The strategy will also see the launch of a “major” national early years summit in Parliament House on 17 February next year, which the government says will be similar to the jobs and skills summit held in September.
Those aforementioned departments will be involved, as will treasury and the prime minister’s department, with 100 stakeholders including industry experts, sector leaders and families to meet for the summit.
“It’s time we ended the isolated policy approach and leverage the mountain of evidence that exists to best support our children,” Rishworth said.
“Our national summit in particular will help start a conversation on how to best support Australia’s children and their families in the early years.”
Consultation on the strategy will begin in January 2023, with public submissions open until April. The strategy will be informed by an advisory panel including Weatherill, national children’s commissioner Anne Hollonds, and Watkins, the former Yellow Wiggle.

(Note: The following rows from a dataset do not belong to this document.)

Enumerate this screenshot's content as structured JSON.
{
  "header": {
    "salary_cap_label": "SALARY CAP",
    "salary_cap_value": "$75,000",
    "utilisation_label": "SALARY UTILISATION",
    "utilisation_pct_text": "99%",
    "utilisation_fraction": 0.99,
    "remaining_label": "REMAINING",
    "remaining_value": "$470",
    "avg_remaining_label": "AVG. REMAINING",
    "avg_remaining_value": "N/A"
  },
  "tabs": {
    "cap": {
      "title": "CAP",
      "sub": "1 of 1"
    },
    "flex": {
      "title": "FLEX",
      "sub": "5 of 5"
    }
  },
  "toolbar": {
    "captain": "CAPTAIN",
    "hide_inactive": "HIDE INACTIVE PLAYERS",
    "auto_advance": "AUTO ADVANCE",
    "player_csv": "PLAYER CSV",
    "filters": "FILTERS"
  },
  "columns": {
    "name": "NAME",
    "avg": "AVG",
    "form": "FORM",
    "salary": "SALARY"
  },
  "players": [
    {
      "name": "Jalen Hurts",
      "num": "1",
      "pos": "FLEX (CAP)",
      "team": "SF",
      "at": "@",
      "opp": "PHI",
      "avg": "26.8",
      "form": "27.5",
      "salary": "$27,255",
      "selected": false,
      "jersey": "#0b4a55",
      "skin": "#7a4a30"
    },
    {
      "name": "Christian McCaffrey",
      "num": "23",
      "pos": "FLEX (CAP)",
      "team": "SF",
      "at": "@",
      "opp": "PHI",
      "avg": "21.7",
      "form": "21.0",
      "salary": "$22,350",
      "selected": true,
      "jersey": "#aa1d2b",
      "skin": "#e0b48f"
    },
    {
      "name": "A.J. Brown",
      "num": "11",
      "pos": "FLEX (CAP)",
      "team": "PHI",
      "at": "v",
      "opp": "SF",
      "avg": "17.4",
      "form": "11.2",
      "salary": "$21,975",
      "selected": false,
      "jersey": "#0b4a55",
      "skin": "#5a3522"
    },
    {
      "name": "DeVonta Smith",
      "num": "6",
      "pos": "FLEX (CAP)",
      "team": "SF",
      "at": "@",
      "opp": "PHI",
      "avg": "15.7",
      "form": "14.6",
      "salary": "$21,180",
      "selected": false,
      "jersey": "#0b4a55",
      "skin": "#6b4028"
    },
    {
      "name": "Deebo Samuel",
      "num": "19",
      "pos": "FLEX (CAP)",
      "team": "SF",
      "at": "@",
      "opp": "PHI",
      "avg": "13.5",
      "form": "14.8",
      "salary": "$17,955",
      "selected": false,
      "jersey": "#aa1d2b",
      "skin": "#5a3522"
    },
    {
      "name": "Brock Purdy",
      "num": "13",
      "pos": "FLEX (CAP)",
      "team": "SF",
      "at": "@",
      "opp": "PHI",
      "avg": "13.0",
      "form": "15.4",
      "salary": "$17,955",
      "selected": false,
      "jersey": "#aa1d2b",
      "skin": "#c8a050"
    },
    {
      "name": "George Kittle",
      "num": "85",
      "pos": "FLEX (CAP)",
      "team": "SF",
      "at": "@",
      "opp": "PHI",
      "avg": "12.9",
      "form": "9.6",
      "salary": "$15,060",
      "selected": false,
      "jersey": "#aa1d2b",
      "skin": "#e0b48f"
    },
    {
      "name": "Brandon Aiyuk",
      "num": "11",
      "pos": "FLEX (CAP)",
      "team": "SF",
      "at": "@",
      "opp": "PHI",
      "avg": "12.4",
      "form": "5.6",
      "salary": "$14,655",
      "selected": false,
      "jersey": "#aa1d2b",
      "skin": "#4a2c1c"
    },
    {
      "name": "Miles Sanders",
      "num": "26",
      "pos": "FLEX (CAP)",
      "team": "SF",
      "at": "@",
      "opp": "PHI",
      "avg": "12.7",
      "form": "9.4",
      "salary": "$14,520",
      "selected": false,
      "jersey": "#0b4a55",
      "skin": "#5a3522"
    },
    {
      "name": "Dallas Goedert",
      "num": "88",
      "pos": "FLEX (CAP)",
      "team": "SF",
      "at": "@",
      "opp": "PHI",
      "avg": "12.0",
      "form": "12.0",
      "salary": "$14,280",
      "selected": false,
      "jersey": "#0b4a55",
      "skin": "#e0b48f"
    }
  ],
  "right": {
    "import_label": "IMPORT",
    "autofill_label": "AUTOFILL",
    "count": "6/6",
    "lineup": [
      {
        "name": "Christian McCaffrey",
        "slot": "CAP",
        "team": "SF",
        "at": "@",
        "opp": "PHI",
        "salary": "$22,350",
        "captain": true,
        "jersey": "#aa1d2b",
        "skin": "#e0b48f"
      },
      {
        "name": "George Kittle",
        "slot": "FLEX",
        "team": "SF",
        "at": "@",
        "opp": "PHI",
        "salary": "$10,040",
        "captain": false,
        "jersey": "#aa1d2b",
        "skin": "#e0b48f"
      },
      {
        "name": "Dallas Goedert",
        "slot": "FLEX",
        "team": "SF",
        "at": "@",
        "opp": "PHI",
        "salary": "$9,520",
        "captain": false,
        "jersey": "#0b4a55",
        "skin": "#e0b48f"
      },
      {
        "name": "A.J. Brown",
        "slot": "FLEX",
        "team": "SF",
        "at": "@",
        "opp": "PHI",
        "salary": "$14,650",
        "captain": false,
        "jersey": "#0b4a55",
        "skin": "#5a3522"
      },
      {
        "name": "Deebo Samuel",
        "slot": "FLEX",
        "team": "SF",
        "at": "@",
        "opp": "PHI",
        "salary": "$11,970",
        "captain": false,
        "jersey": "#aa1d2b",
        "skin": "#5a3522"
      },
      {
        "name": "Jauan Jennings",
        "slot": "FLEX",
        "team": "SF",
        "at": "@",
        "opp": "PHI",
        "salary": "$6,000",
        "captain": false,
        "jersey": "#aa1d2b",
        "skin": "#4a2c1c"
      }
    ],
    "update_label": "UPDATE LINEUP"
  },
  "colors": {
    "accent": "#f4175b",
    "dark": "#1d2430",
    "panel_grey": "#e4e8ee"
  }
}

New South Wales faces “months of floods” thanks to the La Niña weather pattern that has had the east coast of Australia in its wet grip for the past two and more years, according to the state’s SES boss.
SES commissioner Carlene York told the Sydney Morning Herald: “We’ll be in floods for months.”
“Even if it doesn’t rain there will be floods until after Christmas,” York said. “This is the biggest flood event the NSW SES has ever faced.”
Hundreds of residents in the state’s central west are still facing chaos as the worst flooding ever recorded in the region continues to wreak havoc.
Here are some pictures of the devastation:
Good morning and welcome to our live blog. Amy Remeikis will be here shortly to helm the day but in the meantime here are some of the main stories making news today.
A Dutch court has found three men guilty of the murder of 298 people – including 38 Australians – on board flight MH17, which was shot down by a Russian surface-to-air missile when it was flying over eastern Ukraine in 2014. The court handed down sentences of life imprisonment to Russian nationals Igor Girkin and Sergey Dubinskiy and Ukrainian Leonid Kharchenko, after finding them guilty of bringing down the plane and the murder of everyone on board. Several relatives of the Australian victims were in court to hear the verdicts and some also heard their impact statements read out to the court.
Albanese’s latest summitry in Thailand will make news today, along with his social services minister, Amanda Rishworth, who is announcing the government’s new early years strategy for young children. The funeral of Cassius Turvey, the Indigenous teenager allegedly murdered on his way home from school in Perth, will be held today.